DIE FEICHTENHEXE IN SÖLDEN

In alter, alter Zeit gab es im Ötztal Zauberinnen. Einmal begab sich eine von hoffnungsloser Liebe gequälte Bauerndirn zu einer Zauberin, um durch die Künste derselben einen jungen wohlhabenden Hofbesitzer zu gewinnen.

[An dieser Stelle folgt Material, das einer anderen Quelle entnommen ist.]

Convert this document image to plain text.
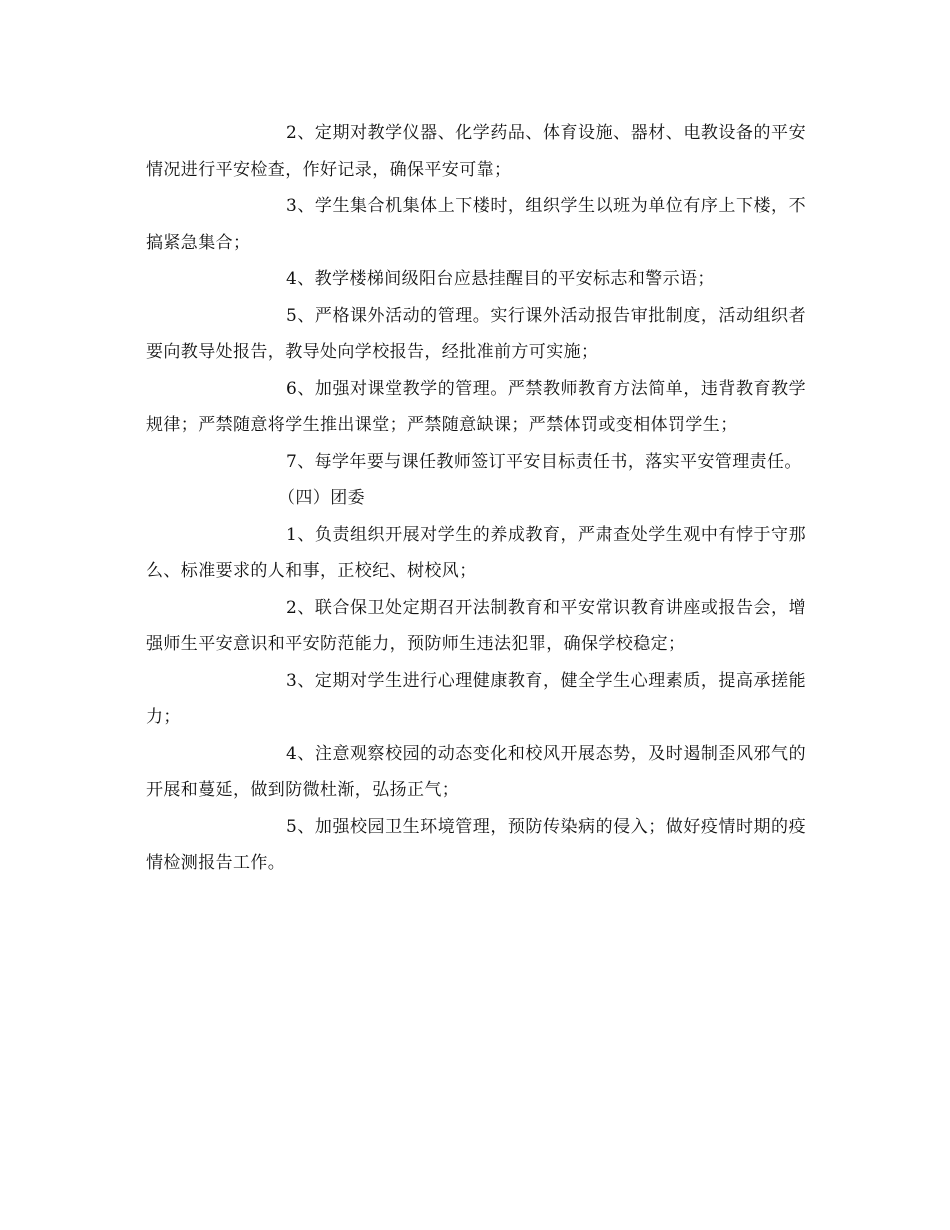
2、定期对教学仪器、化学药品、体育设施、器材、电教设备的平安情况进行平安检查，作好记录，确保平安可靠；

3、学生集合机集体上下楼时，组织学生以班为单位有序上下楼，不搞紧急集合；

4、教学楼梯间级阳台应悬挂醒目的平安标志和警示语；

5、严格课外活动的管理。实行课外活动报告审批制度，活动组织者要向教导处报告，教导处向学校报告，经批准前方可实施；

6、加强对课堂教学的管理。严禁教师教育方法简单，违背教育教学规律；严禁随意将学生推出课堂；严禁随意缺课；严禁体罚或变相体罚学生；

7、每学年要与课任教师签订平安目标责任书，落实平安管理责任。

（四）团委

1、负责组织开展对学生的养成教育，严肃查处学生观中有悖于守那么、标准要求的人和事，正校纪、树校风；

2、联合保卫处定期召开法制教育和平安常识教育讲座或报告会，增强师生平安意识和平安防范能力，预防师生违法犯罪，确保学校稳定；

3、定期对学生进行心理健康教育，健全学生心理素质，提高承搓能力；

4、注意观察校园的动态变化和校风开展态势，及时遏制歪风邪气的开展和蔓延，做到防微杜渐，弘扬正气；

5、加强校园卫生环境管理，预防传染病的侵入；做好疫情时期的疫情检测报告工作。
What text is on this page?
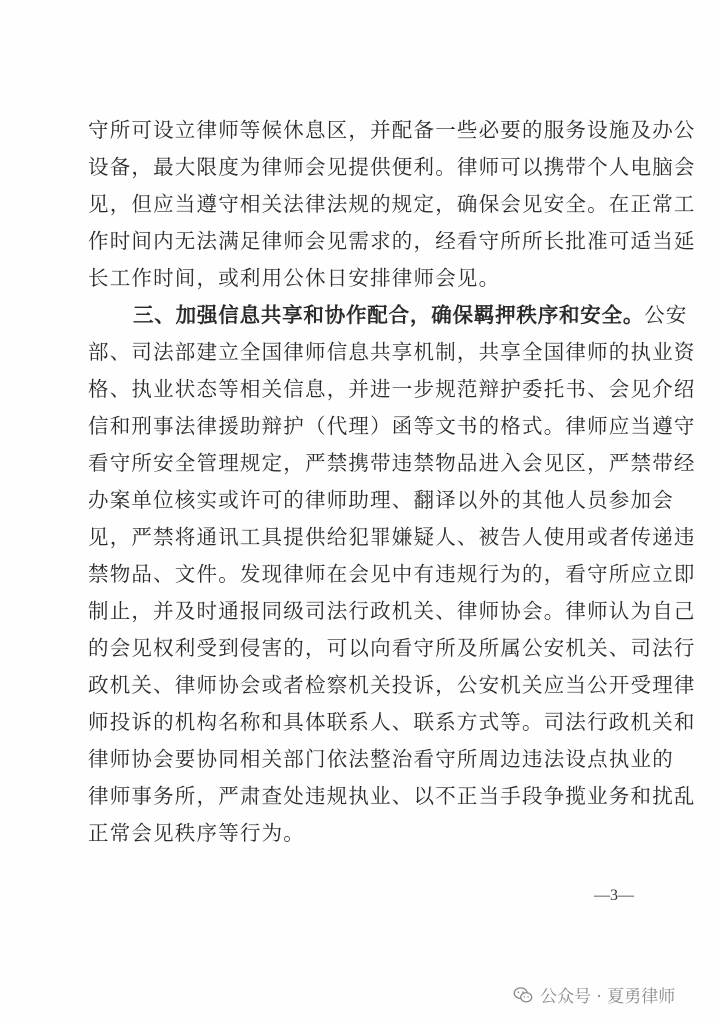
守所可设立律师等候休息区，并配备一些必要的服务设施及办公
设备，最大限度为律师会见提供便利。律师可以携带个人电脑会
见，但应当遵守相关法律法规的规定，确保会见安全。在正常工
作时间内无法满足律师会见需求的，经看守所所长批准可适当延
长工作时间，或利用公休日安排律师会见。
三、加强信息共享和协作配合，确保羁押秩序和安全。公安
部、司法部建立全国律师信息共享机制，共享全国律师的执业资
格、执业状态等相关信息，并进一步规范辩护委托书、会见介绍
信和刑事法律援助辩护（代理）函等文书的格式。律师应当遵守
看守所安全管理规定，严禁携带违禁物品进入会见区，严禁带经
办案单位核实或许可的律师助理、翻译以外的其他人员参加会
见，严禁将通讯工具提供给犯罪嫌疑人、被告人使用或者传递违
禁物品、文件。发现律师在会见中有违规行为的，看守所应立即
制止，并及时通报同级司法行政机关、律师协会。律师认为自己
的会见权利受到侵害的，可以向看守所及所属公安机关、司法行
政机关、律师协会或者检察机关投诉，公安机关应当公开受理律
师投诉的机构名称和具体联系人、联系方式等。司法行政机关和
律师协会要协同相关部门依法整治看守所周边违法设点执业的
律师事务所，严肃查处违规执业、以不正当手段争揽业务和扰乱
正常会见秩序等行为。
—3—
公众号 · 夏勇律师
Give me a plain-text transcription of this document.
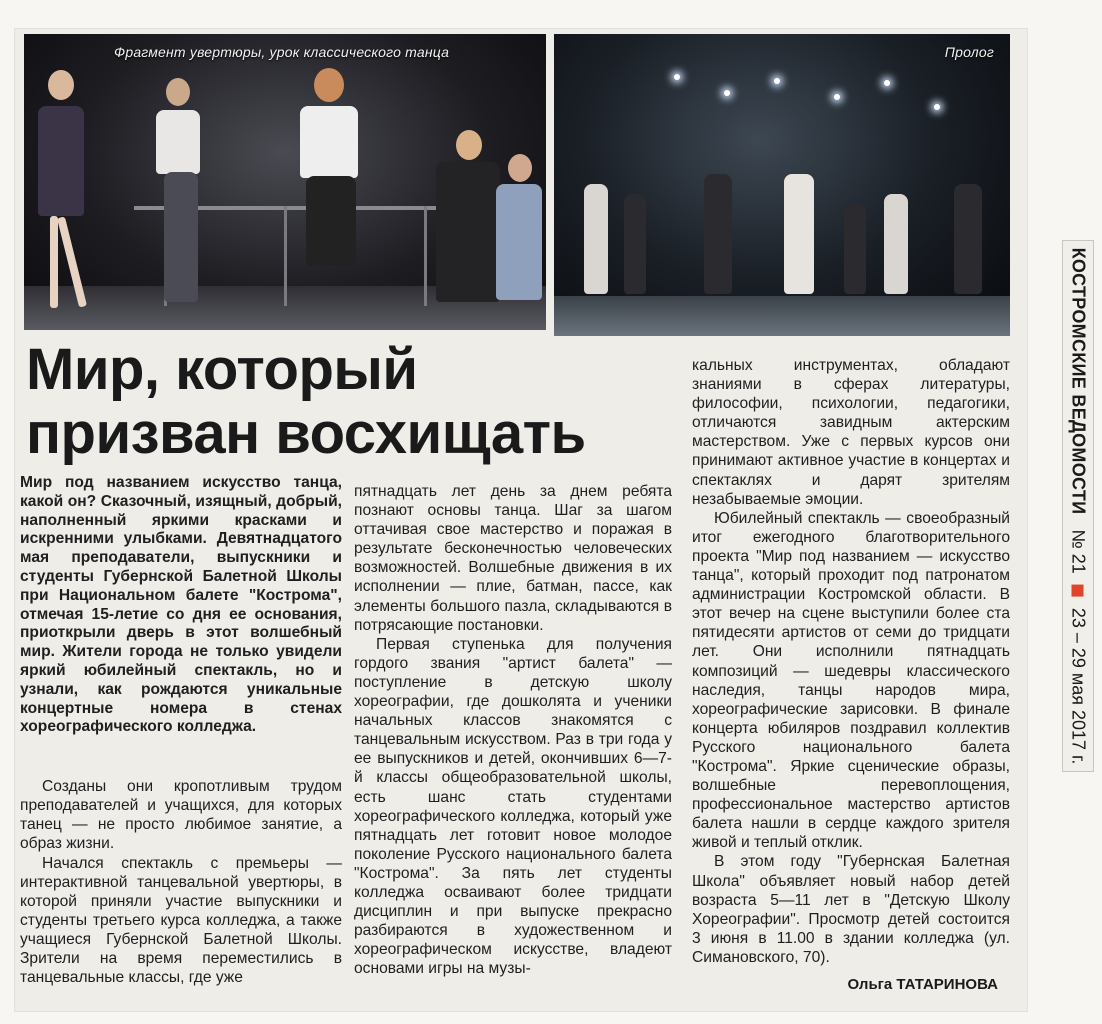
Фрагмент увертюры, урок классического танца	Пролог
Мир, который
призван восхищать

Мир под названием искусство танца, какой он? Сказочный, изящный, добрый, наполненный яркими красками и искренними улыбками. Девятнадцатого мая преподаватели, выпускники и студенты Губернской Балетной Школы при Национальном балете "Кострома", отмечая 15-летие со дня ее основания, приоткрыли дверь в этот волшебный мир. Жители города не только увидели яркий юбилейный спектакль, но и узнали, как рождаются уникальные концертные номера в стенах хореографического колледжа.

Созданы они кропотливым трудом преподавателей и учащихся, для которых танец — не просто любимое занятие, а образ жизни.

Начался спектакль с премьеры — интерактивной танцевальной увертюры, в которой приняли участие выпускники и студенты третьего курса колледжа, а также учащиеся Губернской Балетной Школы. Зрители на время переместились в танцевальные классы, где уже

пятнадцать лет день за днем ребята познают основы танца. Шаг за шагом оттачивая свое мастерство и поражая в результате бесконечностью человеческих возможностей. Волшебные движения в их исполнении — плие, батман, пассе, как элементы большого пазла, складываются в потрясающие постановки.

Первая ступенька для получения гордого звания "артист балета" — поступление в детскую школу хореографии, где дошколята и ученики начальных классов знакомятся с танцевальным искусством. Раз в три года у ее выпускников и детей, окончивших 6—7-й классы общеобразовательной школы, есть шанс стать студентами хореографического колледжа, который уже пятнадцать лет готовит новое молодое поколение Русского национального балета "Кострома". За пять лет студенты колледжа осваивают более тридцати дисциплин и при выпуске прекрасно разбираются в художественном и хореографическом искусстве, владеют основами игры на музы-

кальных инструментах, обладают знаниями в сферах литературы, философии, психологии, педагогики, отличаются завидным актерским мастерством. Уже с первых курсов они принимают активное участие в концертах и спектаклях и дарят зрителям незабываемые эмоции.

Юбилейный спектакль — своеобразный итог ежегодного благотворительного проекта "Мир под названием — искусство танца", который проходит под патронатом администрации Костромской области. В этот вечер на сцене выступили более ста пятидесяти артистов от семи до тридцати лет. Они исполнили пятнадцать композиций — шедевры классического наследия, танцы народов мира, хореографические зарисовки. В финале концерта юбиляров поздравил коллектив Русского национального балета "Кострома". Яркие сценические образы, волшебные перевоплощения, профессиональное мастерство артистов балета нашли в сердце каждого зрителя живой и теплый отклик.

В этом году "Губернская Балетная Школа" объявляет новый набор детей возраста 5—11 лет в "Детскую Школу Хореографии". Просмотр детей состоится 3 июня в 11.00 в здании колледжа (ул. Симановского, 70).

Ольга ТАТАРИНОВА
КОСТРОМСКИЕ ВЕДОМОСТИ   № 21  23 – 29 мая 2017 г.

Das Mädchen war nicht umsonst gegangen, die Zaubermittel wirkten und die früher verschmähte Dirn war bald die vielbeneidete Braut. Der Hochzeitstag war schon vor der Tür, alle Voranstalten des Festes waren getroffen; da stürzte der lebensfrohe junge Bräutigam von einer steilen Felswand und blieb auf der Stelle maustot. Als die Braut dies hörte, bemächtigte sich ihrer der größte Schmerz, der bald zur Verzweiflung sich steigerte. Sie stieß schreckliche Flüche aus, verwünschte Gott und Menschen und ging endlich zur Zauberin, deren Künste und Geheimnisse sie lernte. Die Schülerin hatte der Lehrerin bald ihre Kenntnisse abgelauscht und übertraf dieselbe sogar. Bald beschwor sie schreckliche Gewitter herauf, daß die Saaten zugrunde gingen und die Muren losbrachen; zur Zeit des Heumahds erregte sie Sturmwinde, die das Heu in die Ache hinuntertrugen; oft verhexte sie das Vieh, daß es wild sich vom Felsen stürzte; Burschen, die nachts zu ihren Dirnen gingen, wurden von ihr geneckt und genasführt; in allerlei Gestalten lief sie dem Wanderer nach, sprang ihnen als Katze auf den Rücken oder kollerte sich als ein Klumpen vor ihren Füßen her. Die Kinder führte sie irre, daß die armen weinenden Kleinen oft weit vom Vaterhause im Walde draußen gefunden wurden. Dies alles wußte sie so zu vollführen, daß kein Verdacht auf sie fiel. Die Gemeinde fand nicht Hilfe noch Rat gegen die Plagen und Unglücksfälle. Endlich versprach man ein zweites Glöcklein in die kleine Kirche, und hoffte dadurch der Unholdin ein Hemmnis in den Weg zu legen. Dies war genug, die Wut der Hexe gegen das Kirchlein zu kehren. Am Tage, an dem das Glöcklein im Turm aufgehängt wurde, erregte sie ein gräßliches Unwetter; der Wildbach, der am Kirchlein vorbeitost, wuchs fürchterlich an und stieg höher und höher. Das ging aber der Hexe noch zu langsam, sie verwandelte sich in eine ungeheure Fichte und stürzte sich in den Bach, um denselben anzuschwellen und die ganze Wut des Wassers auf die Kirche zu lenken. Im Augenblick der höchsten Not und Gefahr wurden die Glöcklein zum Wettersegen geläutet und der Zauber war gebrochen. Die Feichtenhexe ging im Wasser zugrunde. Man fand sie einige Tage später auf dem Sande liegen. Sie war vom Teufel jämmerlich zerkratzt und zerfleischt und, schon tot, hielt sie noch das Zauberbuch in ihrer Rechten.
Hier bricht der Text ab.